The horse forage likely triggered the catastrophic fire that breaks out on the night of 20 to 21 August 1743, completely destroying the Academy building. Although no one is harmed, the flames destroy the entire art collection, including many works used for teaching. In addition to valuable plaster casts, paintings, drawings and prints, the entire inventory and all of the archival collections are lost to the flames. The ruins remain standing for decades, and it is not until 1770 that the Academy is able to return to the Marstall, which had been rebuilt under the direction of Johann Boumann. In the meantime, lessons for students temporarily take place in the private quarters of the professors whilst simultaneously efforts are being made, using the very limited financial means available, to rebuild an art collection.

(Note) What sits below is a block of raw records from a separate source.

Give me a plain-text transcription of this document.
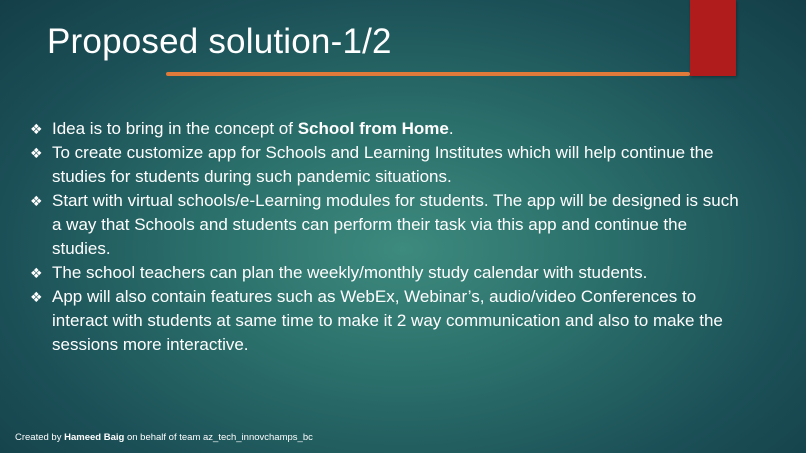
Proposed solution-1/2
❖ Idea is to bring in the concept of School from Home.
❖ To create customize app for Schools and Learning Institutes which will help continue the studies for students during such pandemic situations.
❖ Start with virtual schools/e-Learning modules for students. The app will be designed is such a way that Schools and students can perform their task via this app and continue the studies.
❖ The school teachers can plan the weekly/monthly study calendar with students.
❖ App will also contain features such as WebEx, Webinar’s, audio/video Conferences to interact with students at same time to make it 2 way communication and also to make the sessions more interactive.
Created by Hameed Baig on behalf of team az_tech_innovchamps_bc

Many of the lost works, however, are irreplaceable, and some of the gaps have remained unfilled to this day.
It is thanks to the civil disobedience of the secretary Johann Friedrich Annisius, however, that at least some of the documents of the early history of the Academy survived the inferno: He had taken some archival materials, apparently to do some “work from home”. It was not until 1813 that his son returned these valuable documents to the Academy.